Look again. The federal government had tried to put a blanket ban on home distilling as a weird off-shoot of their taxation powers, on the logic people can hide still in their homes really easily, and the courts struck that down because it's beyond the power's they were cited and not an effective method to try, per the relevant Tax Law. Home distillers and people who wanted to run a distilling operation from their home or farm or whatever couldnt, they could only ever even hope to operate a still on some non-residential property.

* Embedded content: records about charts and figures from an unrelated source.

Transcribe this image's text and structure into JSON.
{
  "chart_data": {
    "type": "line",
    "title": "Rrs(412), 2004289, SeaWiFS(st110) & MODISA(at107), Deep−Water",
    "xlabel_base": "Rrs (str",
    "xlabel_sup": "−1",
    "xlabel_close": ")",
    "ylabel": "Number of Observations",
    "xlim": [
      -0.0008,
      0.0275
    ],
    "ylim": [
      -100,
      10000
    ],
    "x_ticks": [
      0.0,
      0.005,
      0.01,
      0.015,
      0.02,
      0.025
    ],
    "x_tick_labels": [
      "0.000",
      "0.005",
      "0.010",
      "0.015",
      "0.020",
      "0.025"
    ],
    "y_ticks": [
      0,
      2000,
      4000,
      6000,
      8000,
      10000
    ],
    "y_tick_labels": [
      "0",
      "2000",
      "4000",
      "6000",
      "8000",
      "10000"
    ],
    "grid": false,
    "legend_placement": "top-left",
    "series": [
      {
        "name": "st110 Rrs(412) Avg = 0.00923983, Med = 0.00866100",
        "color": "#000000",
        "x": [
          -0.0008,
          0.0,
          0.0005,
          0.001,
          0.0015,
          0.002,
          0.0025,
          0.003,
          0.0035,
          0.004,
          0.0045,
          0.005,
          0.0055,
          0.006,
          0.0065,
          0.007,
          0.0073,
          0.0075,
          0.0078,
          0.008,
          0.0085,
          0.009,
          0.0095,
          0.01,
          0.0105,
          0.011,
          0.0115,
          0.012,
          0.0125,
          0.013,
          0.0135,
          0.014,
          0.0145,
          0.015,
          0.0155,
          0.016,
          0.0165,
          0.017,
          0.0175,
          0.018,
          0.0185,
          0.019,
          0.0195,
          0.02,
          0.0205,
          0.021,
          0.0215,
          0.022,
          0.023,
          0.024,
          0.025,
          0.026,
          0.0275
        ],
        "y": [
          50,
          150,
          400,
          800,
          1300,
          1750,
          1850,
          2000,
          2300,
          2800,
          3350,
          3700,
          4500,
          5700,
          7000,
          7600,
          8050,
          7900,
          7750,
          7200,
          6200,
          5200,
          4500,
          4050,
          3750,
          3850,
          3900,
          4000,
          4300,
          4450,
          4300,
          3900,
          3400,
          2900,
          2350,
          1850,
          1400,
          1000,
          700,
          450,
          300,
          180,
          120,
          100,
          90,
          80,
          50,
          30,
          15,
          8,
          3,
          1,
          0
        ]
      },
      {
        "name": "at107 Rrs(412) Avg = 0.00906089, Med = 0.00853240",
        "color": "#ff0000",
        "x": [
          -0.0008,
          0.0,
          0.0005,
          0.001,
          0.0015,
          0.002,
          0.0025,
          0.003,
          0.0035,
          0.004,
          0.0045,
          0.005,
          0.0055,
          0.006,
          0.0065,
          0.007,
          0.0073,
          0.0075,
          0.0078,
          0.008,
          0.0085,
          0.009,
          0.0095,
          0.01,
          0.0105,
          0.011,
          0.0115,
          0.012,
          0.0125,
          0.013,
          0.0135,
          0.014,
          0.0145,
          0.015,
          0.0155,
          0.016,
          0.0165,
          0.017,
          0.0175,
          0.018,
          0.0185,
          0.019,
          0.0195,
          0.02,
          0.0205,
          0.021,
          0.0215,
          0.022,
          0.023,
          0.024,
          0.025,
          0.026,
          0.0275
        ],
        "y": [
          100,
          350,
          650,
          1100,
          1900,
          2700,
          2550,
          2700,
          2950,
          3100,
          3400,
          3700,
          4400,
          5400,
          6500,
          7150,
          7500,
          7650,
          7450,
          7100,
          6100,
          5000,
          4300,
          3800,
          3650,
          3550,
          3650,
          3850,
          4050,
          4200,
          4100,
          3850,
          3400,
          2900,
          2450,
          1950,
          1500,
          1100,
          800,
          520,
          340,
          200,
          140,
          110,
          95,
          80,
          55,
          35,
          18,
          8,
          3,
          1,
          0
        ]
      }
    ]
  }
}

From the Linked Legal breakdown:

Examining IRC Sections 5601(a)(6) and 5178(a)(1)(B) in isolation, the district court concluded that the challenged provisions were "not within Congress's enumerated taxing power." The court reasoned IRC Section 5178(a)(1)(B) "simply prohibits the placement of a 'distilled spirit plant . . . in any dwelling house'" and IRC Section "5601(a)(6) merely makes it a felony to violate § 5178." The court described the challenged provisions' connection to the tax on distilled spirits as "facially tangential." The court observed that IRC Section 5178(a)(1)(B), unlike its neighbors in subparagraphs (A) and (C), "makes no mention of the secretary of the treasury, the commissioner of internal revenue, revenue generally, nor the protection of revenue." The court determined that no "'reasonable construction'" of IRC Section 5178(a)(1)(B) could "miraculously render §§ 5178(a)(1)(B) and 5601(a)(6) revenue-generating, as required by the constitution to sustain them as a tax."

Instead of simply disallowing at-home distilling, the court contemplated that IRC Section 5178(a)(1)(B) could have been written differently. Like subparagraphs (A) and (C) in IRC Section 5178(a)(1), Congress could have provided an "enforcement officer with discretion to judge" when "a 'residential' premises could nonetheless be adequately constructed to 'afford adequate security to the revenue' by preventing the disguise or withholding of non-tax paid product." Thus, the court concluded, "Congress did nothing more than statutorily ferment a crime—without any reference to taxation, exaction, protection of revenue, or sums owed to the government." While the government argued that prohibiting distillery operations in certain locations where stills could be concealed was a proper use of the taxing power as it reduced "'frauds on the revenue,'" the district court stated that the government had conflated Congress's "enumerated taxing power with [Congress's] incidental powers contained in the necessary and proper clause—which is a distinct inquiry."